Posted 16 марта 2019,, 06:31

Published 16 марта 2019,, 06:31

Modified 7 марта, 16:22

Updated 7 марта, 16:22

Сергей Золотарев: "И солнечной тьмы прожектор высветил каждому новый срок!"

Сергей Золотарев: "И солнечной тьмы прожектор высветил каждому новый срок!"

16 марта 2019, 06:31
Тонкие лирические отступления поэта Сергея Золотарева порой вызывают если ни ужас, то оторопь. Возникают не только гласные, а на мистическом уровне звуковые аллитерации...

Сергей Алиханов

Сергей Золотарёв родился в 1973 году в городе Жуковском. Окончил Государственную Академию Управления им. Орджоникидзе. Его стихи печатались в журналах «Новый мир», «Арион», «Новая Юность», «Интерпоэзия», «Гвидеон», «Плавучий Мост», «Урал», «Prosōdia», «Новый Берег». Автор стихотворных сборников «Яйцо», «Книга жалоб и предложений». Лауреат премии журнала «Новой мир» (2015). Член Союза писателей России. Профессиональный теннисист, тренер по большому теннису.

Внесюжетные повороты и даже случайные существительные, бродячие смыслы необходимы поэту. Разброс творческих акцентов - ни столько прием, сколько суть творчества. Видимо, таков должен быть стихотворный подмалевок полотен и портретов нашего времени. При чтении происходит расширение, потом полный размыв границ, и внезапное исчезновение каких-бы то ни было смысловых преград, рамок видимого и невидимого, но уже озвученного, и зрительно отображенного мира. Отголоски чувств по поводу и без повода сливаются в общее ощущение. И поэтический текст вдруг становится совершенно адекватным абсурдному, бесцельному, но в абсолютном синтаксическом фокусе нашему времяпрепровождению.

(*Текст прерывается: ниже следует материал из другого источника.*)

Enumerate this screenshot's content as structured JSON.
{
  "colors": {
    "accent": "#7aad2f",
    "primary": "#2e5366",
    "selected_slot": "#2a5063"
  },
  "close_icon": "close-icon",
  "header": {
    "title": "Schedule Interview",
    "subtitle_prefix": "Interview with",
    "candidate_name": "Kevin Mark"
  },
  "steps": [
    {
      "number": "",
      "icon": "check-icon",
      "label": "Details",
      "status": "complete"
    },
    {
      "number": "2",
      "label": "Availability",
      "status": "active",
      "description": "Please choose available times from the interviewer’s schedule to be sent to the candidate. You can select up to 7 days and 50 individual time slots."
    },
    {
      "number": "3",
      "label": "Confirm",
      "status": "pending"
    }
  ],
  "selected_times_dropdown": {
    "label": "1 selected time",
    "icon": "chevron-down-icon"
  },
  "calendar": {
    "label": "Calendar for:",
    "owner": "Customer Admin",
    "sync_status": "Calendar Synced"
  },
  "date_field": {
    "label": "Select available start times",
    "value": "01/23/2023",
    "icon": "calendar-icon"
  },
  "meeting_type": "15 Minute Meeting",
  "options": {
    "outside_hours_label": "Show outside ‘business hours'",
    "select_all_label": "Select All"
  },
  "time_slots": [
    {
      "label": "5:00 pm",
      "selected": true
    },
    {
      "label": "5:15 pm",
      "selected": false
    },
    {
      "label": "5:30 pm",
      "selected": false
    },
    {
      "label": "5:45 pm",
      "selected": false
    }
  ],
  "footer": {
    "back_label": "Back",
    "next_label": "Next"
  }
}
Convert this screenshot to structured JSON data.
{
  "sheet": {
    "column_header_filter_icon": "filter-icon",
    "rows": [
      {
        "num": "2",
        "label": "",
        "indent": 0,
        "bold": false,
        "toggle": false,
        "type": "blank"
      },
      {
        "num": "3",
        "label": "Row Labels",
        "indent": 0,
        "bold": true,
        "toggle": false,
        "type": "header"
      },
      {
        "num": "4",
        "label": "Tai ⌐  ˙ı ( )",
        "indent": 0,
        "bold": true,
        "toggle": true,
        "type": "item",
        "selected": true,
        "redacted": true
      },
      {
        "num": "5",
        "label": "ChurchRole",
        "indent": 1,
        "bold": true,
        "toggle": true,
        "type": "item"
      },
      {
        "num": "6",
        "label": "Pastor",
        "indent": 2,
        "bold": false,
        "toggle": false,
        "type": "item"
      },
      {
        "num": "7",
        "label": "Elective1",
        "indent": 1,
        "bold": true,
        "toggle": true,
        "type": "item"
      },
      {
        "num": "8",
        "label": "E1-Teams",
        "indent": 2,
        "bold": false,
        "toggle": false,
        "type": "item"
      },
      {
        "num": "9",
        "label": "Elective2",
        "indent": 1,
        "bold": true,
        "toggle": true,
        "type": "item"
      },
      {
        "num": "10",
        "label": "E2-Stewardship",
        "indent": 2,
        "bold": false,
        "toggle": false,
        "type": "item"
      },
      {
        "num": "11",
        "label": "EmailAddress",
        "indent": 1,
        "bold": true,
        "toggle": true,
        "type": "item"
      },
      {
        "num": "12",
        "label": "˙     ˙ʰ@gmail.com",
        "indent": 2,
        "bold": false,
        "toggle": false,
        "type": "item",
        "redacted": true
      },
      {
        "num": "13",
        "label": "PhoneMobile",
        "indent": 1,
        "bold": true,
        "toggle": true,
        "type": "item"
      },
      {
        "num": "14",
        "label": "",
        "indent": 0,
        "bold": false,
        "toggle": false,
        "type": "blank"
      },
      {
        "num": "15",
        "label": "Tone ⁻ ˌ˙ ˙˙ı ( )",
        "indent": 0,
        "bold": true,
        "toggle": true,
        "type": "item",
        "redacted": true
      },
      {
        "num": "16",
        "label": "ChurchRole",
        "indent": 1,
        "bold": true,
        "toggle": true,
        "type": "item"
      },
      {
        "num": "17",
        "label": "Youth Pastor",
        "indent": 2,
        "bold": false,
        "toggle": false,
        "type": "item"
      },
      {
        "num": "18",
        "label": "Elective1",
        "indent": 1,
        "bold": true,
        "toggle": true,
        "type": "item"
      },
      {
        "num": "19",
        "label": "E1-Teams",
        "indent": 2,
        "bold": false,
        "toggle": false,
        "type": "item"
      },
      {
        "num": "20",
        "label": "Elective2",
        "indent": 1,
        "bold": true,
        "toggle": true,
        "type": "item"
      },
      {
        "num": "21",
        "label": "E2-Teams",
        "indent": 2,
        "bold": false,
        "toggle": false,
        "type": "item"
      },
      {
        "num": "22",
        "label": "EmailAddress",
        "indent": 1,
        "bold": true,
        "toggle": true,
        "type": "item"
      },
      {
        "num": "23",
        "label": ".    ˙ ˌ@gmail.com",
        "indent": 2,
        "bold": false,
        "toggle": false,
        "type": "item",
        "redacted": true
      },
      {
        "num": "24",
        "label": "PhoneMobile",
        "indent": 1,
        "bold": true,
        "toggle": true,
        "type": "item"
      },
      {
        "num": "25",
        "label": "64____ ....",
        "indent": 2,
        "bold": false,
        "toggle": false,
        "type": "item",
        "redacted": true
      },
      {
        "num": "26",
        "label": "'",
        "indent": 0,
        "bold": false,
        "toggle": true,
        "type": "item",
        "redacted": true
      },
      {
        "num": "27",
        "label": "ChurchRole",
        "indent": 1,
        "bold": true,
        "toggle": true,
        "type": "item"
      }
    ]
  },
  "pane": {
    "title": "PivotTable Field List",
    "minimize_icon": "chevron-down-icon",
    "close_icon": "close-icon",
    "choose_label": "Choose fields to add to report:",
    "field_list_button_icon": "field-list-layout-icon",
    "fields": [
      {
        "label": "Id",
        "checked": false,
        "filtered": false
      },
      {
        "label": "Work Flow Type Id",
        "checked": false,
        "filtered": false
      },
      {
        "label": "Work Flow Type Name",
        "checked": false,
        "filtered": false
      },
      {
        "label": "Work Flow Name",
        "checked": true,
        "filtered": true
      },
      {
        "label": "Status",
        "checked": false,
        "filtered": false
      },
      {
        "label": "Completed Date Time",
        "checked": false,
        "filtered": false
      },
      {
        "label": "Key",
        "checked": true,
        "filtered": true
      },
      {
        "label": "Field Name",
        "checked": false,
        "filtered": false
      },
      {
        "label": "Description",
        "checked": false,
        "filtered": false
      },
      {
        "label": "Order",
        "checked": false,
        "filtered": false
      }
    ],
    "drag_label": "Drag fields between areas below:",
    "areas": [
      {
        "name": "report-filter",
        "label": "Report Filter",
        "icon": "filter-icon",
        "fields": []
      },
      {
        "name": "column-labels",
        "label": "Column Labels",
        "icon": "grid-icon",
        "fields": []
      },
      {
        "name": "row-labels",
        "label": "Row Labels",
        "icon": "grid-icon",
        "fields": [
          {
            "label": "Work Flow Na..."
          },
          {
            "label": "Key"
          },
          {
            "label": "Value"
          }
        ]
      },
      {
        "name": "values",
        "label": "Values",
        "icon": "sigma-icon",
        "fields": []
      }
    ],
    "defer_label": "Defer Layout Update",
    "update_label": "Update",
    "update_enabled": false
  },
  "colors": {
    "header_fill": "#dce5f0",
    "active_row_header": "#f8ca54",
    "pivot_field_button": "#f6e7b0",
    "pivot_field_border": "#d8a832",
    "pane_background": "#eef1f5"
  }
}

Тем не менее, в обыденном небытовании сюжеты Сергея Золотарёва понятны на интуитивном уровне и даже ожидаемы. Кажется, что в пространстве возникает сама ткань стиха:

Шага, движимого посолонь

по спирали по дуге,

вызывающего в воздухе

соответствие ноге.

Главное, чтоб одинаковым

оставался интервал,

образующийся вакуум

чтоб отсутствия не рвал.

О путях современной поэзии, о своей теннисной тренерской работе, специфика которой мне очень понятна, поскольку я окончил Институт физкультуры по кафедре тенниса - Сергей Золотарёв говорит в своем видео-интервью:

Сергей Золотарёв - о поэтических семьях –

Сергей Золотарёв - разговор о поэзии в Музее Серебряного века:

Тонкие лирические отступления поэта порой вызывают если ни ужас, то оторопь. Возникают не только гласные, а на мистическом уровне звуковые аллитерации. Это особенно ощущается с голоса - поэт выступает перед миллионной аудиторией «Радио России – Культура»:

Все необходимое - включая и Божий свет! - для существования поэта и его читателей проявляется не снаружи, а изнутри – «бьют со дна»:

И ты лежишь, а в клетке зажигается,

сухой, как кашель, нестерпимый свет

и бьёт в глаза со дна и не смыкается

простым задёргиваньем век.

Когда-то Борис Слуцкий, солдат Великой Отечественной, в своем знаменитом стихотворении «Госпиталь» написал о войне: «тебе, видать, не правится она - попробуй перевоевать по-своему».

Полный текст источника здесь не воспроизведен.